Unfortunately, the amount of worldbuilding overshadows the protagonists. With the exception of Pham, who is such an unpredictable character that most of the time he is genuinely unlikable, everyone else is extremely one-dimensional. Vinge goes even as far as to give the Tines names that describe their personalities, and these personalities never change in the story. The only element of characterization I truly appreciated was that the two children acted appropriately to their age. Too often, especially in science fiction books, children appear far more mature than they ought to be.
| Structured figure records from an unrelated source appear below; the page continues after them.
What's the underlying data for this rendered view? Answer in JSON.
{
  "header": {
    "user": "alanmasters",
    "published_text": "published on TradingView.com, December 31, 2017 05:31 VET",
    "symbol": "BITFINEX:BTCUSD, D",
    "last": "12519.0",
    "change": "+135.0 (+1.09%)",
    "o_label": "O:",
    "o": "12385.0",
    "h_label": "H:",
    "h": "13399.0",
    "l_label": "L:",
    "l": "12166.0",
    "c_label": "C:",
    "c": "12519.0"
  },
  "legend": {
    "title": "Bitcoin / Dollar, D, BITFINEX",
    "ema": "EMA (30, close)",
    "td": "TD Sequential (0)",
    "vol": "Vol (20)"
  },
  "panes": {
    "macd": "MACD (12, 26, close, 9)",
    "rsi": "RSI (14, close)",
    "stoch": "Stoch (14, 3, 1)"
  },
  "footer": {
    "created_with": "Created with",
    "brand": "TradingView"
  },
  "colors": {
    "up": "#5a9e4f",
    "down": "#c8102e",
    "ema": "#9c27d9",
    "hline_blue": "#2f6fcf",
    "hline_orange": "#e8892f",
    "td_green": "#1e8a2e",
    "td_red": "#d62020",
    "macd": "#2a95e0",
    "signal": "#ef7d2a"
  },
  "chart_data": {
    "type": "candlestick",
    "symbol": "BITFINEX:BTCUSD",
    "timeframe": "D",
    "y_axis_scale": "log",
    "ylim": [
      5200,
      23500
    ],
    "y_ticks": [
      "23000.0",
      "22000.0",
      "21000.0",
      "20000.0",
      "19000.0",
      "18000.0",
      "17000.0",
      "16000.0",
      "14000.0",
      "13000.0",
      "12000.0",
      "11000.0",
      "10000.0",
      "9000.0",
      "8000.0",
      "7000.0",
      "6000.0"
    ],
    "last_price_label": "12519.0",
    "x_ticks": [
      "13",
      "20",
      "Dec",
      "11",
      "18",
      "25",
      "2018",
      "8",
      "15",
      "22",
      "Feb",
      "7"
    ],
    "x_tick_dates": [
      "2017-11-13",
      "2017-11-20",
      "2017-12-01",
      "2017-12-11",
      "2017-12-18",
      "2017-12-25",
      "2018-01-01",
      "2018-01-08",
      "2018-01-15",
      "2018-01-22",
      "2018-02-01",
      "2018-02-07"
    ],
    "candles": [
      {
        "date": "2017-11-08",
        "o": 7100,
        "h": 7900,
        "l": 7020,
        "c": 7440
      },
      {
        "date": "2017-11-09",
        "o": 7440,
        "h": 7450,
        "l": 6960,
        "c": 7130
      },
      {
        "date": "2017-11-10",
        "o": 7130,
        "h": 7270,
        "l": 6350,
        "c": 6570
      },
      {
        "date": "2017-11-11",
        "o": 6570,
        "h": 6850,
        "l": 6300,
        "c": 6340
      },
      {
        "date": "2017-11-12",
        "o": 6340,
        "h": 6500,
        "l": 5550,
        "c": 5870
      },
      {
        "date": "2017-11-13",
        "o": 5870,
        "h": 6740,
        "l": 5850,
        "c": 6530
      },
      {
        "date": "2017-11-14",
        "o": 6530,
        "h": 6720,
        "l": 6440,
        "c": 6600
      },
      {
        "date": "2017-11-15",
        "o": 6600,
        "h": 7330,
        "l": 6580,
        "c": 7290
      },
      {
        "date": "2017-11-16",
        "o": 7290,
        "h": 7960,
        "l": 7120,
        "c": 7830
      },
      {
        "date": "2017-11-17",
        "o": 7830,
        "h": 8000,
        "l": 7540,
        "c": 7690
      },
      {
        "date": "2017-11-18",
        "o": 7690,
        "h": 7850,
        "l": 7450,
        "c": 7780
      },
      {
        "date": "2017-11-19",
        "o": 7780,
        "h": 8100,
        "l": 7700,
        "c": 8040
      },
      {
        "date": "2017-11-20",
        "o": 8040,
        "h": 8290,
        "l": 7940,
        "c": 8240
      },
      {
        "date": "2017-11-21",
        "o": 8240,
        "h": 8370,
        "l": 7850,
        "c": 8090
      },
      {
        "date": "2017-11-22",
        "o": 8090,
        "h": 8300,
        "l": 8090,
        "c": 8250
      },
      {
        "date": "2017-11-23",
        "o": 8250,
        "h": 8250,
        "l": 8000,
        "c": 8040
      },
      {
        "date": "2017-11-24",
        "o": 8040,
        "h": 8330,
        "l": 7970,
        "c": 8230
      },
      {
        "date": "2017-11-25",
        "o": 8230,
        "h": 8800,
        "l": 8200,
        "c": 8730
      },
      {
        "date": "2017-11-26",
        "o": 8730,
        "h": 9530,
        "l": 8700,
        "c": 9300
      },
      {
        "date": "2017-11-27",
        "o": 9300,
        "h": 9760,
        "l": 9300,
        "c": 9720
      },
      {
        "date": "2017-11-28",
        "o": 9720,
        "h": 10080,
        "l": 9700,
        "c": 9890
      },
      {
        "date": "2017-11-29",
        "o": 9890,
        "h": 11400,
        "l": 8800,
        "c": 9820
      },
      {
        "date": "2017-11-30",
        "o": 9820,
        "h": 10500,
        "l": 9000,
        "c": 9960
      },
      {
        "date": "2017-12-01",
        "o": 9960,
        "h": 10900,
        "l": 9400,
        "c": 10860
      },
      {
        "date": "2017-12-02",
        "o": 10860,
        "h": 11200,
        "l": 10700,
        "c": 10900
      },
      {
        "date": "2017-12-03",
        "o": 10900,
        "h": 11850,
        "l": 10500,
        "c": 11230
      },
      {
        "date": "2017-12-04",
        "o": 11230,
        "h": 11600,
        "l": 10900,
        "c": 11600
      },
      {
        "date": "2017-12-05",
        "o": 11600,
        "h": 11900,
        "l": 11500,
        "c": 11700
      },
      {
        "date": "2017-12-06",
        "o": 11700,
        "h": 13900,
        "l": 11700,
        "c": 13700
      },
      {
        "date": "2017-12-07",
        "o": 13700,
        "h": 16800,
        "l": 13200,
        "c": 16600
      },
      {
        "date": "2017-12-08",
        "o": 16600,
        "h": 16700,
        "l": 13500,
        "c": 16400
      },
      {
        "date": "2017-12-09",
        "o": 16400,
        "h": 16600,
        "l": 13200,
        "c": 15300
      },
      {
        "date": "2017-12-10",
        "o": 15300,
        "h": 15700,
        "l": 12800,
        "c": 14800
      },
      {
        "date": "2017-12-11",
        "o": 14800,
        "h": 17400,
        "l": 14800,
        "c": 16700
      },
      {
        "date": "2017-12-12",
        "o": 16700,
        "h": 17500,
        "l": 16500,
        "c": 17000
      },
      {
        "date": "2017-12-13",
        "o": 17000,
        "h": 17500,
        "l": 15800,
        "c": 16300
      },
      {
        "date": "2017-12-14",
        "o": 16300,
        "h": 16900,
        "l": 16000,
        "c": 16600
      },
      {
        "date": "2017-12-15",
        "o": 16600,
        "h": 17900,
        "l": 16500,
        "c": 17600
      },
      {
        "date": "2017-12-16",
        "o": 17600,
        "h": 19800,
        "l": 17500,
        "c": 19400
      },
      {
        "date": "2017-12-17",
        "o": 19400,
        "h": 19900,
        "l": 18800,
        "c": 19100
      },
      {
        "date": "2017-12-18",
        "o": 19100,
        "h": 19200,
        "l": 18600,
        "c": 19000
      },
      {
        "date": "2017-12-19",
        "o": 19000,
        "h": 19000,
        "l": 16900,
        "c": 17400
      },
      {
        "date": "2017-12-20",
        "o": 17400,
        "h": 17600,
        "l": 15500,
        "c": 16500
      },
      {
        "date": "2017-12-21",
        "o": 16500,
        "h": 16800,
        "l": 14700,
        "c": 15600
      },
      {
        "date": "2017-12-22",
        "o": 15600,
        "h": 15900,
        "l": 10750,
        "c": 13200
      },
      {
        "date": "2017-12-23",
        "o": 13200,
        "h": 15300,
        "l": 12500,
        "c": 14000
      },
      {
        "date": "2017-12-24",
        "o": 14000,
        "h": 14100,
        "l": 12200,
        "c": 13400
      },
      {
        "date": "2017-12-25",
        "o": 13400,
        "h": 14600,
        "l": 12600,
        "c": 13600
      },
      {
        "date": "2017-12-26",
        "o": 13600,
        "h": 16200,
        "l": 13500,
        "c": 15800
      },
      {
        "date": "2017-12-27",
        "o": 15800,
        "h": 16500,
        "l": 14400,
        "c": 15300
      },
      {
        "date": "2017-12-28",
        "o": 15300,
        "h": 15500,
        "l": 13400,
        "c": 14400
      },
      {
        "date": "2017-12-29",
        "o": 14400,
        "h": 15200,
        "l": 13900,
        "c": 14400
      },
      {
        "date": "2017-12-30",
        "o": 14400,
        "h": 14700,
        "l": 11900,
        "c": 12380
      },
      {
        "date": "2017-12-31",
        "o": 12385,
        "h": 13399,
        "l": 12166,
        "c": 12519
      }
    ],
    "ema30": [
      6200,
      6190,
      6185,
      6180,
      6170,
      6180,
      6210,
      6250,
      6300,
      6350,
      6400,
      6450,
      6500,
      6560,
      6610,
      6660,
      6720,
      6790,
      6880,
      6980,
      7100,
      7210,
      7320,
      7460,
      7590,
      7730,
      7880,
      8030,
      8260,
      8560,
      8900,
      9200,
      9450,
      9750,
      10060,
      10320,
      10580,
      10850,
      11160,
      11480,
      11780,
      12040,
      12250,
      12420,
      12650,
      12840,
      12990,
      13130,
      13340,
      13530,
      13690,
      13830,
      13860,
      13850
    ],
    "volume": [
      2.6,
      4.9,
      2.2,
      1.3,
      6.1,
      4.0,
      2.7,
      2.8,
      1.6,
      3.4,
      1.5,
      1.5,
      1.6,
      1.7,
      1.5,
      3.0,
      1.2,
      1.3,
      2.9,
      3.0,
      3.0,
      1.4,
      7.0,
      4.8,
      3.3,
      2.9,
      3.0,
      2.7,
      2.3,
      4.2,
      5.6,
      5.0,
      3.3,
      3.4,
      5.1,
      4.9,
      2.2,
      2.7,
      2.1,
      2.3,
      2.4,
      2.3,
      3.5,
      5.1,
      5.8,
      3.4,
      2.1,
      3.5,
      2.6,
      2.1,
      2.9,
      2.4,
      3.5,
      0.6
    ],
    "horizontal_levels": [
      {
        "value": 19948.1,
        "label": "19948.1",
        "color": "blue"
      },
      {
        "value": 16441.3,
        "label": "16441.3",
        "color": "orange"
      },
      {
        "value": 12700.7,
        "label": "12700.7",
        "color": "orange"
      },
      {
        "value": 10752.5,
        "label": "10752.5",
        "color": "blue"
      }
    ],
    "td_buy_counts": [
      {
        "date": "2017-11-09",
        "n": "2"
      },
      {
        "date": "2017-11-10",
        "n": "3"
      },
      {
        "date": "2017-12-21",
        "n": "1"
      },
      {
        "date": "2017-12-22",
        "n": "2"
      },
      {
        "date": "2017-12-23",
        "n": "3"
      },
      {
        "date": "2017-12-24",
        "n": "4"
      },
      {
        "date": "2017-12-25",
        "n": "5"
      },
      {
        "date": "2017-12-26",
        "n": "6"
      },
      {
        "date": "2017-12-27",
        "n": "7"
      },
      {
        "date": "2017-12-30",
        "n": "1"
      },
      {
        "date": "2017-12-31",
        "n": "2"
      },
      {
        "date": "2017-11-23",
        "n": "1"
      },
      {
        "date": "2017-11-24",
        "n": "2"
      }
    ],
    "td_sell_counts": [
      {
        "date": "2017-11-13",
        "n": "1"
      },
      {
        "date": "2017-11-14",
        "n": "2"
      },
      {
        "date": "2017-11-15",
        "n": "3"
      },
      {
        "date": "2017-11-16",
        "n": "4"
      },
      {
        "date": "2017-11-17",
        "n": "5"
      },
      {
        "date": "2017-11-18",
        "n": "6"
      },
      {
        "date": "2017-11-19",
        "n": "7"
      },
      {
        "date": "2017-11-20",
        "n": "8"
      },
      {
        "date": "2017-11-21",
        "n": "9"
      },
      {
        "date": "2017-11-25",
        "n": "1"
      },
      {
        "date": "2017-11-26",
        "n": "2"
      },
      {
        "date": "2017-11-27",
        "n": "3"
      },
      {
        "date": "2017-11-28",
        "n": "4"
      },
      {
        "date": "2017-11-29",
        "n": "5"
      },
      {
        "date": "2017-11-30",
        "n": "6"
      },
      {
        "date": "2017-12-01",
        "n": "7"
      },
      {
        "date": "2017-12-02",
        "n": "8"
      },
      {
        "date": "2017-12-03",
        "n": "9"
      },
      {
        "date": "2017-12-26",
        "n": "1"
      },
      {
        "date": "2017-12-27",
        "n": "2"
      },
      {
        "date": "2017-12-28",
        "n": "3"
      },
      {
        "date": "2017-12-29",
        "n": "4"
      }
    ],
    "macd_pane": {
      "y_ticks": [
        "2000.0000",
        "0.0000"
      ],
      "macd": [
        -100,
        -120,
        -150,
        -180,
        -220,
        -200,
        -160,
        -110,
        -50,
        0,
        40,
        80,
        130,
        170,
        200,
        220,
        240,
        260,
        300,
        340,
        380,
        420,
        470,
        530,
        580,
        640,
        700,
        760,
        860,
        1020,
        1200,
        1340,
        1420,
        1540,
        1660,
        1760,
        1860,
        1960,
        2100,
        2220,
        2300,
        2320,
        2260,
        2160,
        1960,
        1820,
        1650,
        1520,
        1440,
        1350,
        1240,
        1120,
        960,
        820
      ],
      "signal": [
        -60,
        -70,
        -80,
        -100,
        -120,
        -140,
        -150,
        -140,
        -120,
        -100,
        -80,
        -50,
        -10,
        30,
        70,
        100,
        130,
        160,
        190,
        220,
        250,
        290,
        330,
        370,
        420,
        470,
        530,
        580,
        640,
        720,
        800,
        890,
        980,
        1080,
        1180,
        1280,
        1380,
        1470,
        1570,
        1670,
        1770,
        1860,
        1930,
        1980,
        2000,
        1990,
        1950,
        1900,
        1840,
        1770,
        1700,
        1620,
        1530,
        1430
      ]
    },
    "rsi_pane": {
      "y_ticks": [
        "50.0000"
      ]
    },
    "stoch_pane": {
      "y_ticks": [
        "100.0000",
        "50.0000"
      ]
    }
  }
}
One aspect of the book, which I believe is not appreciated enough, is the writing. Just to write a brief synopsis of the story took up much more space than I dedicate to a book of this size, and I left out entire side stories and alien races, at least one of which is quite prominent in the narrative. Yet, such rich worldbuilding and story are neatly and efficiently packaged in a single volume, and never during my reading did I feel lost or frustrated with the text. Vernor Vinge showcases his mastery over the written word, at a level only very few other writers have achieved.
Vinge’s inventive worldbuilding, especially in developing non-human civilizations, and his big concept ideas can only be appreciated thanks to his efficient writing. A Fire Upon the Deep is very easy flowing, and despite its size it can be read in a few evenings. It deservedly co-won the Hugo Award, and elements of the narrative became hugely influential in later science fiction literature. Had the author spent more time developing his characters, this novel would be a true classic and easily among top science fiction books of the 20th century.